The Missing Persons Bureau in Britain is taking to the Internet in an effort to help identify bodies of victims of accidents or crimes.
For the first time in history, investigators are letting families search for their missing loved ones in their database of doom. A total of around 1,000 John Does are included in the Bureau's archives, some unclaimed since the 1950s, Daily Mail reports.
“The aim of the new site is to bring closure to the families and friends of the people featured.
“With new unidentified person cases we rely on modern forensic techniques for identification but on older cases we look to use every tool available and believe that case publicity is the best chance of getting images recognized.
“This will be the first time families of missing people have been able to search through records for themselves and it will empower families to play an active part in the search for their loved ones,” Bureau rep Joe Apps states.
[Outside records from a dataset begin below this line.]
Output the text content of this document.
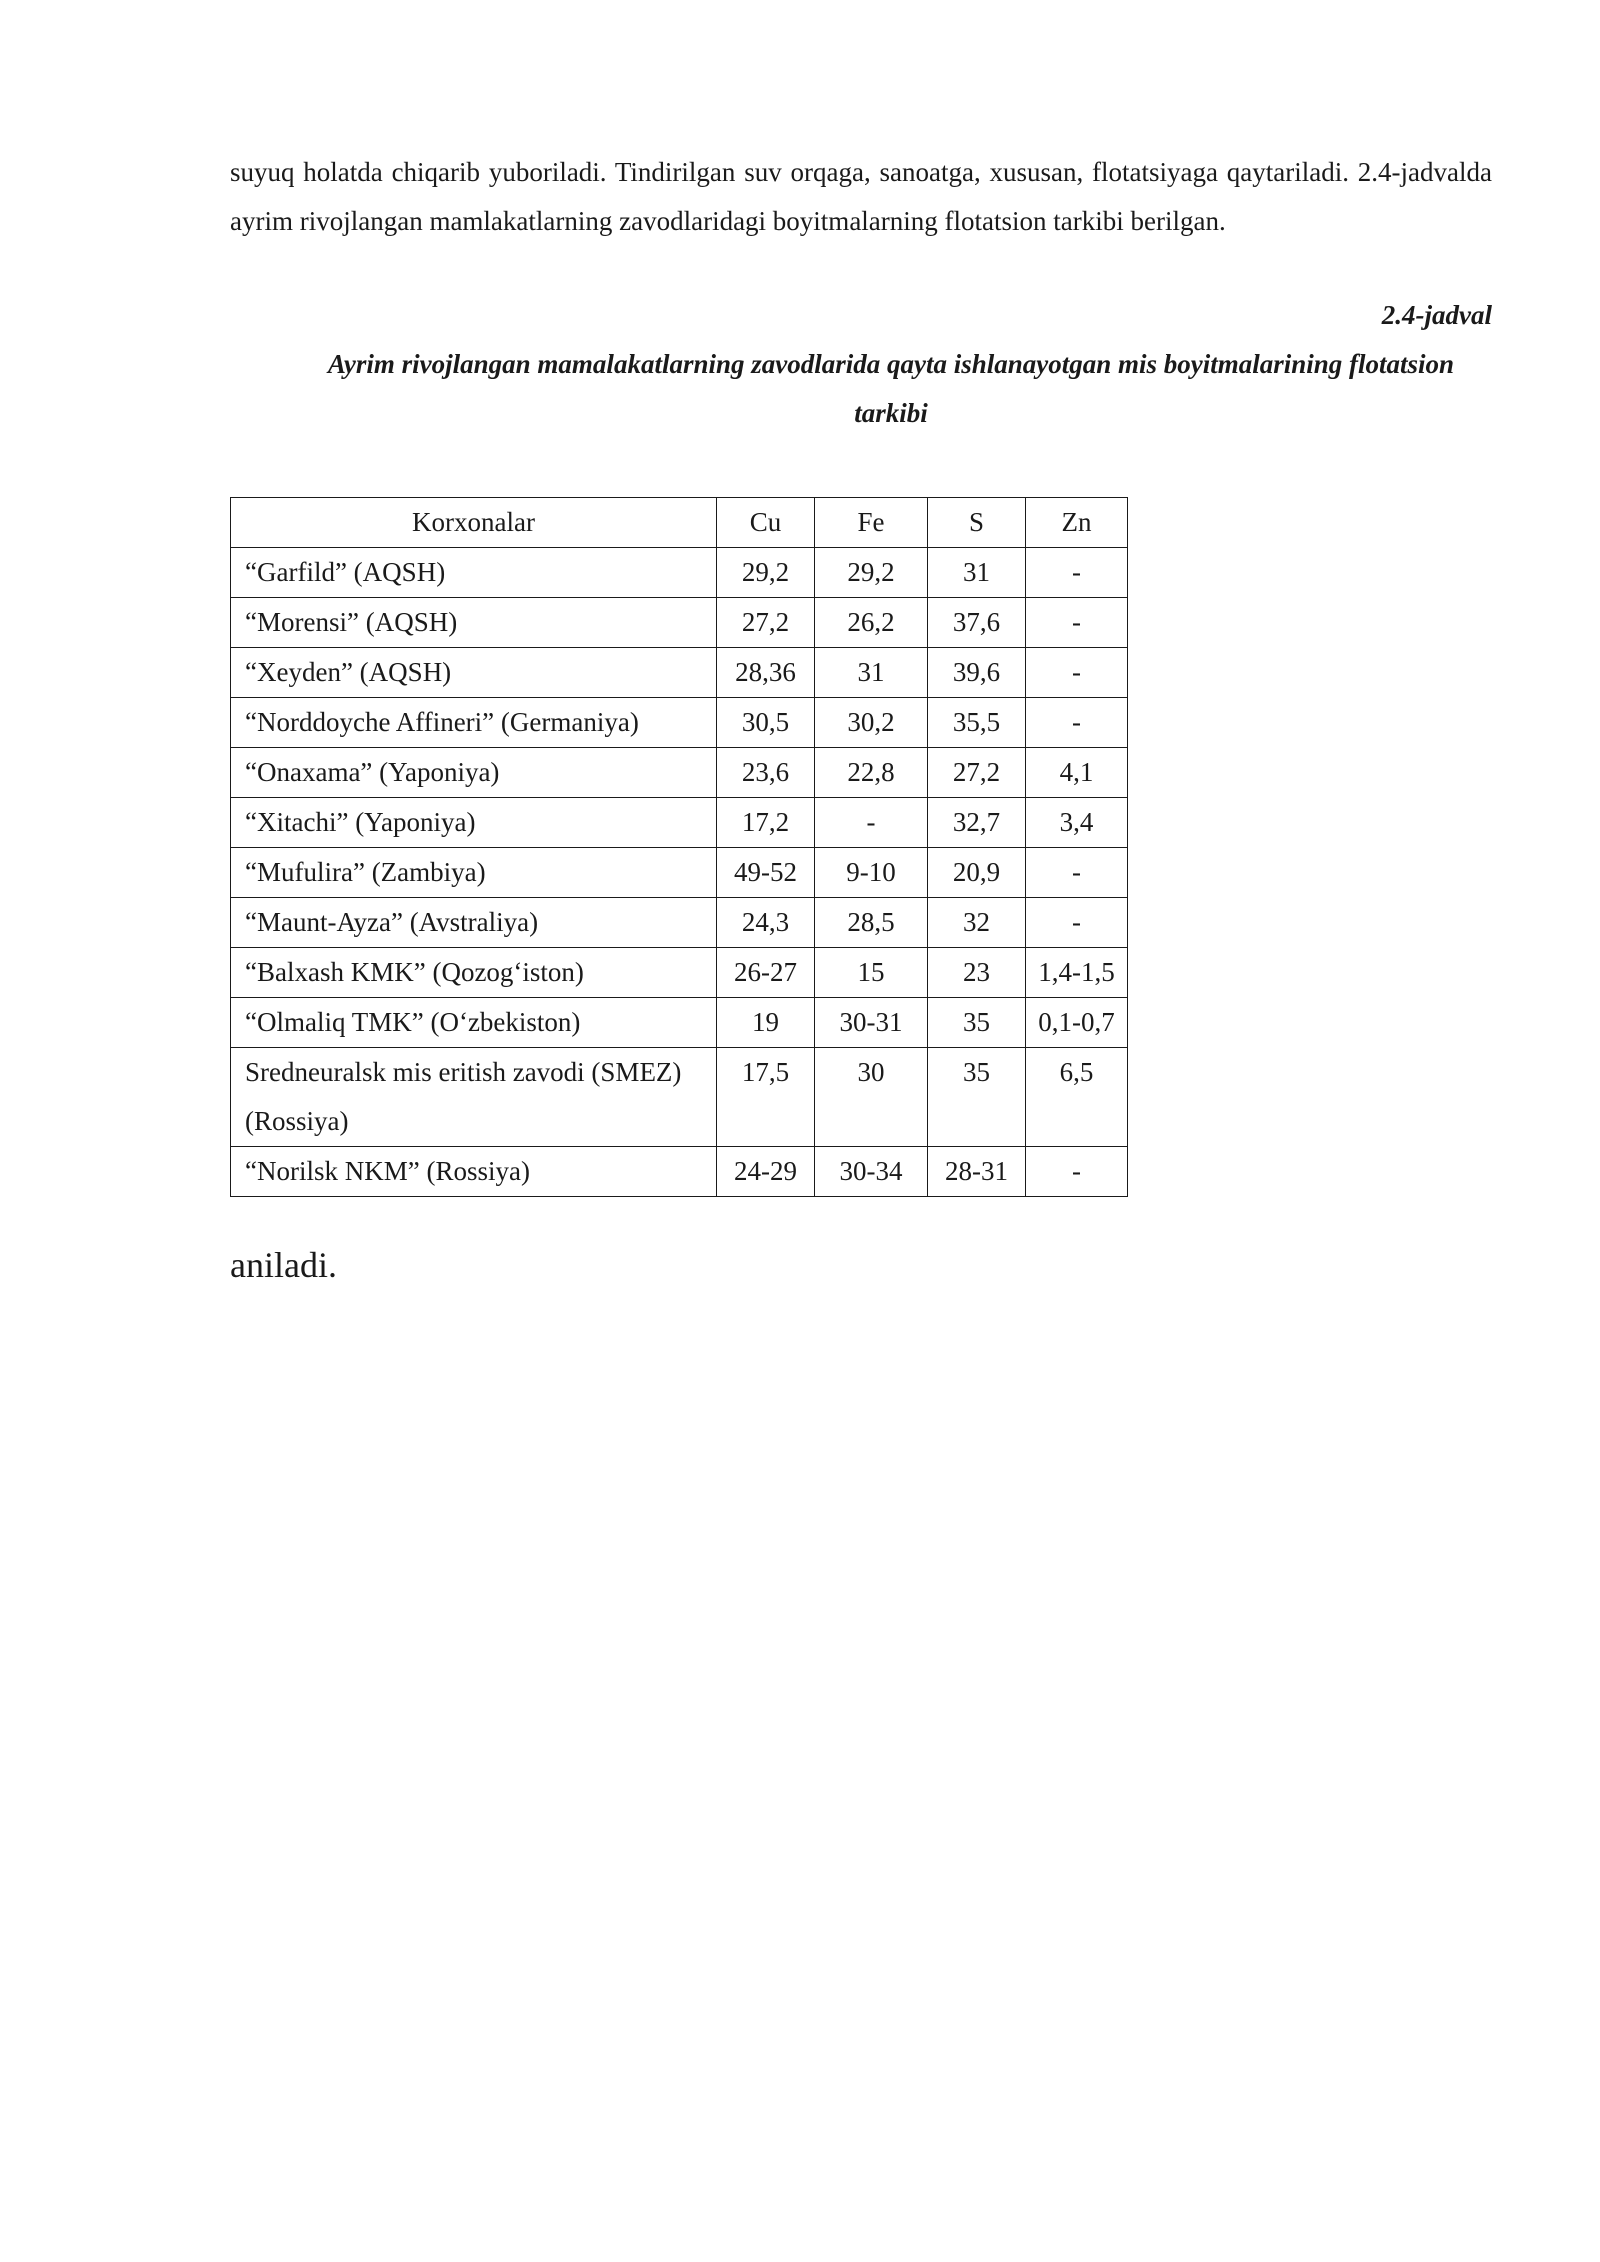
suyuq holatda chiqarib yuboriladi. Tindirilgan suv orqaga, sanoatga, xususan, flotatsiyaga qaytariladi. 2.4-jadvalda ayrim rivojlangan mamlakatlarning zavodlaridagi boyitmalarning flotatsion tarkibi berilgan.

2.4-jadval

Ayrim rivojlangan mamalakatlarning zavodlarida qayta ishlanayotgan mis boyitmalarining flotatsion tarkibi

Korxonalar	Cu	Fe	S	Zn
“Garfild” (AQSH)	29,2	29,2	31	-
“Morensi” (AQSH)	27,2	26,2	37,6	-
“Xeyden” (AQSH)	28,36	31	39,6	-
“Norddoyche Affineri” (Germaniya)	30,5	30,2	35,5	-
“Onaxama” (Yaponiya)	23,6	22,8	27,2	4,1
“Xitachi” (Yaponiya)	17,2	-	32,7	3,4
“Mufulira” (Zambiya)	49-52	9-10	20,9	-
“Maunt-Ayza” (Avstraliya)	24,3	28,5	32	-
“Balxash KMK” (Qozog‘iston)	26-27	15	23	1,4-1,5
“Olmaliq TMK” (O‘zbekiston)	19	30-31	35	0,1-0,7
Sredneuralsk mis eritish zavodi (SMEZ) (Rossiya)	17,5	30	35	6,5
“Norilsk NKM” (Rossiya)	24-29	30-34	28-31	-

aniladi.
The site will primarily post pictures of the bodies of the deceased; however, creators have made sure to post warning messages before showing the extremely disturbing shots. Once the viewer is informed about the content they are about to see, they can choose whether or not to continue to the pictures.
Missing persons will also feature the more than 100 unidentified body parts they currently have in custody, as well as personal belongings of the missing individuals.
6 percent of those who make up the list of John Does are still alive. The Bureau included photos of patients with amnesia, that were unable to locate their family and friends otherwise.
The site has already received more traffic than investigators had hoped for. As well as offering the chance for closure for families of the deceased, it provides a platform where one can declare missing persons.